Berlinde De Bruyckere, Into One-another I, to P.P.P., 2010-2011. Cire, bois, verre, fer, époxy. Iself Collection.

Berlinde De Bruyckere, Into One-another I, to P.P.P., 2010-2011. Cire, bois, verre, fer, époxy. Iself Collection. Photo service de presse © Courtesy de l’artiste / photo M. Devriendt.

Bozar consacre une rétrospective à Berlinde De Bruyckere, la première du genre pour la plasticienne de renommée mondiale, qui avait représenté la Belgique à la Biennale de Venise il y a plus de dix ans déjà, en 2013. Elle a elle-même choisi les œuvres qui retracent le travail mené depuis 25 ans, invitant aux cimaises des « compagnons » d’inspiration.

Originaire de Gand, ville de L’Agneau mystique, Berlinde De Bruyckere (née en 1964) s’inspire des primitifs flamands et de la Renaissance pour élaborer une œuvre contemporaine qui place au centre la condition humaine. Dans son travail singulier, le tragique morbide côtoie la douceur et la compassion, la mort la sexualité, et des natures mortes monumentales célèbrent la vie et son cycle immuable.

« Quelque chose que vous ne voudriez peut-être pas voir »

L’artiste paraît vouloir prendre l’art à bras le corps. Tout l’art : la peinture mythologique ou biblique autant que le cinéma de Pier Paolo Pasolini, tant ses sources sont diverses. Au cœur de son travail, le corps, qui traverse toute l’exposition. Celui d’un cheval mort d’abord, dont la vision fut pour elle comme une épiphanie lorsqu’elle découvrit, au musée de la Première Guerre mondiale d’Ypres, la photographie d’un équidé que le souffle d’une explosion avait projeté dans un arbre. Le corps d’un être qui n’a pas choisi d’être là, éviscéré, comme cet autre cheval suspendu par une patte, exhibé en ouverture de parcours, qui présente un flanc doux, serein et beau, l’autre béant. Et encore la figure d’un poulain éventré sur le bord d’une table (Lost V, 2022). Des corps humains, ensuite, mais pas tout à fait, certains sous verre ; et qui, tronqués, recousus, ont subi les affres mais aussi le salut (toujours, chez De Bruyckere) d’une métamorphose.

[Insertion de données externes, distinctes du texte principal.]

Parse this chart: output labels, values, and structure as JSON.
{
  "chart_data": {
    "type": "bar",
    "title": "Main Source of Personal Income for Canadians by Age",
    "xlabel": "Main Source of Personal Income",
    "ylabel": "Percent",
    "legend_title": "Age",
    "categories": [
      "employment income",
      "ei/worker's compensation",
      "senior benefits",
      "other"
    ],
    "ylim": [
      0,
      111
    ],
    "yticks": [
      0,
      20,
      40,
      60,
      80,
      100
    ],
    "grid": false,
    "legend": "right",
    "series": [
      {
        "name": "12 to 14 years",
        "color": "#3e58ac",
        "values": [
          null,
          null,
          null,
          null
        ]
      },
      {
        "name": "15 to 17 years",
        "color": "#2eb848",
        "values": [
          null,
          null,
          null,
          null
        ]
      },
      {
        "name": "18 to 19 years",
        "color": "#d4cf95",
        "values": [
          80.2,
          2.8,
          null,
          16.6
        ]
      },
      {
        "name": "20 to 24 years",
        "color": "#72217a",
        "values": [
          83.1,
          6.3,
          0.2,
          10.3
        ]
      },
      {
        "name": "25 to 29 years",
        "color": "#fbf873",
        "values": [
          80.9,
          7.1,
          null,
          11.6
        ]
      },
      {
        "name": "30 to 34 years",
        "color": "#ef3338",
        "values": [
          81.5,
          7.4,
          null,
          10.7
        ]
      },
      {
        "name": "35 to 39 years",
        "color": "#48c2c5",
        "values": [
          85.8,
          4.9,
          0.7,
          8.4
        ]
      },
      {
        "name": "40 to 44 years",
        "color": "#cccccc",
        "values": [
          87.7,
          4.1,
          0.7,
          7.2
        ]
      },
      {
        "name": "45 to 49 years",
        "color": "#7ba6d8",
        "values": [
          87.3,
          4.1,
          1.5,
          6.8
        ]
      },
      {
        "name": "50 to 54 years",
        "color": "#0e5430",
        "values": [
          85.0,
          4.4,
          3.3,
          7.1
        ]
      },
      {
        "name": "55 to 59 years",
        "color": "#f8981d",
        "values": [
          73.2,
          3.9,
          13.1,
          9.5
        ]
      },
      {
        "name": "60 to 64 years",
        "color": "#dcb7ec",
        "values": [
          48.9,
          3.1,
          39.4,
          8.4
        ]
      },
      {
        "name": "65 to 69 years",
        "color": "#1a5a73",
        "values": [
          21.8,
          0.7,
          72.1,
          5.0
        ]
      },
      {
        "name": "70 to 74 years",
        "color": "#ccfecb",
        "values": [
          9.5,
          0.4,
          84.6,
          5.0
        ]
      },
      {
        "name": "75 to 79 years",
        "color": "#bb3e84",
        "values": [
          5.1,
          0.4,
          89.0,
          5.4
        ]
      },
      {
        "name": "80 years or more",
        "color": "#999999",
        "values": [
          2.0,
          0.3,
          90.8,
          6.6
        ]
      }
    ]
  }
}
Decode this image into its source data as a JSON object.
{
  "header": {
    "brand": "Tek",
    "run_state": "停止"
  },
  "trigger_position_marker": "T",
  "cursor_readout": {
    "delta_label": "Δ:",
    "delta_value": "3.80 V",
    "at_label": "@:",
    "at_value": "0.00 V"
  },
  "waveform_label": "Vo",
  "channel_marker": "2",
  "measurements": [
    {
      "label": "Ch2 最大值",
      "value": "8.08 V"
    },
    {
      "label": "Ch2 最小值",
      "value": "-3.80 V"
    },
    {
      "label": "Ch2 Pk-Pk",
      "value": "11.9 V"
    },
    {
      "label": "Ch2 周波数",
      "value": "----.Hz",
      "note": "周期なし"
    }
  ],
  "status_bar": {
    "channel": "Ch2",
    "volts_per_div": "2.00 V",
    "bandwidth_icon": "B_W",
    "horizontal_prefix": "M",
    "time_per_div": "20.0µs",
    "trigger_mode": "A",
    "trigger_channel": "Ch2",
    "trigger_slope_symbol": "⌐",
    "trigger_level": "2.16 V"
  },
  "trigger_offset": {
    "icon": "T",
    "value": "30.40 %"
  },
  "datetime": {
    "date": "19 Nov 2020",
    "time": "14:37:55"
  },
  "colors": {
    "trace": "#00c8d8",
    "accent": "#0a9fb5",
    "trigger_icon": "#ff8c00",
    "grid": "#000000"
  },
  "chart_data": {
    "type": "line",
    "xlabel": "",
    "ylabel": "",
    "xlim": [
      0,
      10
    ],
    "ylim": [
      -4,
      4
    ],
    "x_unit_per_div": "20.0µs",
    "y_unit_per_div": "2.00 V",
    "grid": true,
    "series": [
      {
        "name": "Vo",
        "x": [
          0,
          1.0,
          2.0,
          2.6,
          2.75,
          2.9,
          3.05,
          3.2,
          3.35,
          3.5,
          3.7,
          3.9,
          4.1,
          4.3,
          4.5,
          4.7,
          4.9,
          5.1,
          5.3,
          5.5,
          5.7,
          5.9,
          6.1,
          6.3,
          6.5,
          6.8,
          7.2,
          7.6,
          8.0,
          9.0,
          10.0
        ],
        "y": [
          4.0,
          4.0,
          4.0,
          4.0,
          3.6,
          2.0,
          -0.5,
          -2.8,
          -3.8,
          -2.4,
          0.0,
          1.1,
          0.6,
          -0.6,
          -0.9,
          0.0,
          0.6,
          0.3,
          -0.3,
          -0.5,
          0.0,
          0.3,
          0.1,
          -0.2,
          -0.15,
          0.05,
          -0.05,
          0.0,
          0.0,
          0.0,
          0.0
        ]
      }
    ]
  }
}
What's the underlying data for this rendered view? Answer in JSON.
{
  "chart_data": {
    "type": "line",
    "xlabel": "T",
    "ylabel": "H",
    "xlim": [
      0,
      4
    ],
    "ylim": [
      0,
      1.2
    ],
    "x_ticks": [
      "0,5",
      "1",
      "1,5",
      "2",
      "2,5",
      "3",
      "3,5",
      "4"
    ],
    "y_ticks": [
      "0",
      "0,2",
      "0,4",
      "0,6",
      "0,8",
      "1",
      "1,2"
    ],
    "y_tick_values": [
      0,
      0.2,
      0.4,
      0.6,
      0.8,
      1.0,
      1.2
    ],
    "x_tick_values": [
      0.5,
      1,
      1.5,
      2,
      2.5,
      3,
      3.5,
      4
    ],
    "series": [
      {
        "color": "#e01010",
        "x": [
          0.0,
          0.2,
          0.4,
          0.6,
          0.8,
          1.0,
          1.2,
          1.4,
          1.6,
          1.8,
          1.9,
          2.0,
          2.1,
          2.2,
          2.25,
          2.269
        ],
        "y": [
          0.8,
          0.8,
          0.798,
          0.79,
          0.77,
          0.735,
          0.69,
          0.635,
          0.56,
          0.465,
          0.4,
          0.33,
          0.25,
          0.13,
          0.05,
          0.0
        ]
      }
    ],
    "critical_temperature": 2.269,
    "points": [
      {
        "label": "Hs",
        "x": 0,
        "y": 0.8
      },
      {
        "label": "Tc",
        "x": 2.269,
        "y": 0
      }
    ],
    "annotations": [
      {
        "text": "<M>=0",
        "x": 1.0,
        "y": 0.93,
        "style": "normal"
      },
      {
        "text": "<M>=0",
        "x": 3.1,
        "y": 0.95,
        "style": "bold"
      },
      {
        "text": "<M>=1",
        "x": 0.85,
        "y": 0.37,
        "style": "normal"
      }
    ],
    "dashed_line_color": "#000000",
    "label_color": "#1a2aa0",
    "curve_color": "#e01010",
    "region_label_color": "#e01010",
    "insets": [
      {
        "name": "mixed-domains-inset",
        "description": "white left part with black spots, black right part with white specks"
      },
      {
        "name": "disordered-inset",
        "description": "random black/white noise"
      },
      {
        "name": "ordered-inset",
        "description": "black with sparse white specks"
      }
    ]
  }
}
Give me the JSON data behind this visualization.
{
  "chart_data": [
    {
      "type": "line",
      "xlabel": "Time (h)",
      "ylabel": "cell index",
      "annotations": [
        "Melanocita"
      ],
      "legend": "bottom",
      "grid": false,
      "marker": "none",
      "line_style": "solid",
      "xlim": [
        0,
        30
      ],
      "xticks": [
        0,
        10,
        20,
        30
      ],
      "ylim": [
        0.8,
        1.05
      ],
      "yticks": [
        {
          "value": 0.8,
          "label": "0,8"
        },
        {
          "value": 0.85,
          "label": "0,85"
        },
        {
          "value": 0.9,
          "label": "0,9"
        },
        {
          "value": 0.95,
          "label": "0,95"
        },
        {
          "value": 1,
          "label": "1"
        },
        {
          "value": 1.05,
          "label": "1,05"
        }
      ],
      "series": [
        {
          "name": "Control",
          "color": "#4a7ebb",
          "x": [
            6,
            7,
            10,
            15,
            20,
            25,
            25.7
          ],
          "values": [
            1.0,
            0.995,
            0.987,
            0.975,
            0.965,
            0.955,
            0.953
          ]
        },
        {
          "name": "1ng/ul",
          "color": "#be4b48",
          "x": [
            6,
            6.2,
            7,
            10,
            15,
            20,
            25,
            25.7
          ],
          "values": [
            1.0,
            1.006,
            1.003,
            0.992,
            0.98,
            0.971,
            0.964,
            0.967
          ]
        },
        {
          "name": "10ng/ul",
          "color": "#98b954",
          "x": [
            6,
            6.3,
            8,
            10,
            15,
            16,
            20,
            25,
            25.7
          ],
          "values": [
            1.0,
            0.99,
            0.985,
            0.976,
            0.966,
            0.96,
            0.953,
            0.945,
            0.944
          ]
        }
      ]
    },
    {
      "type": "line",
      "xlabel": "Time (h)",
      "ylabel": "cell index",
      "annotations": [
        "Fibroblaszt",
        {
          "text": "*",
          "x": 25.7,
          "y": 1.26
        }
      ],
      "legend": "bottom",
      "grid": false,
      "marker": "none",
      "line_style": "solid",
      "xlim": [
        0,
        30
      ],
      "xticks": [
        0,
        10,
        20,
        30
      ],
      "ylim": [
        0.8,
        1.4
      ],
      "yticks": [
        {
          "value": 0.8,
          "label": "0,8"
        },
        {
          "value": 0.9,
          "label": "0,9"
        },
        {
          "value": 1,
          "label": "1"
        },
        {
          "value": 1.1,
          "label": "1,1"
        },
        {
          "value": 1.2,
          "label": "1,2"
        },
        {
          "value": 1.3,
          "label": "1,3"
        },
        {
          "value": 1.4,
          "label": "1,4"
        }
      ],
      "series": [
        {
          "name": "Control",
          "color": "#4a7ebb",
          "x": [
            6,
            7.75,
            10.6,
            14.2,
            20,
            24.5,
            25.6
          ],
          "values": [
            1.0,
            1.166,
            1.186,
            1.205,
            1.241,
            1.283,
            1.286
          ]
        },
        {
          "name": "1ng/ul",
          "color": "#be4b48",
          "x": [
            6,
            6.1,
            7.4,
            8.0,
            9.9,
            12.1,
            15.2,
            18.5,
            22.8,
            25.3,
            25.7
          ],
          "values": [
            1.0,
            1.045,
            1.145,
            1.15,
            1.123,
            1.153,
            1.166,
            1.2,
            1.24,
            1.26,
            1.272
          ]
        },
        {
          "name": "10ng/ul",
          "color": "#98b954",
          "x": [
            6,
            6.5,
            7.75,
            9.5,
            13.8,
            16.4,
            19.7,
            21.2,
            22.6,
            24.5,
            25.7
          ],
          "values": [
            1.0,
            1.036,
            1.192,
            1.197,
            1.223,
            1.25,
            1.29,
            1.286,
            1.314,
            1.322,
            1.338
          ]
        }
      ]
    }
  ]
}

Berlinde De Bruyckere, Lost V, 2022. Peau de cheval, marbre, textile, fer, époxy. Courtesy Hauser & Wirth.

Berlinde De Bruyckere, Lost V, 2022. Peau de cheval, marbre, textile, fer, époxy. Courtesy Hauser & Wirth. Photo service de presse © Courtesy de l’artiste / photo M. Devriendt.

D’un corps à l’autre, d’un tragique à l’autre

Rien de morbide dans cette approche dont l’effet visuel peut pourtant être violent : plutôt un respect du corps chez une artiste dont les parents étaient bouchers à Gand et qui a vécu une enfance heureuse… au milieu des carcasses de viande. Respect pour la souffrance, aussi, qui se mêle à l’amour de la beauté. Lorsqu’elle imagine un saint Sébastien dans un tronc d’arbre, la plasticienne plonge ses racines dans les tableaux de la Renaissance italienne. Cette Flamande voyage par ailleurs souvent… en Pasolini : les instantanés tirés de ses films l’inspirent quand elle enchevêtre deux corps nus aux allures de reliques (Into One-another I, to P.P.P., 2010-2011), placés ici sous le regard de Salomé présentant la tête de saint Jean-Baptiste de Lucas Cranach.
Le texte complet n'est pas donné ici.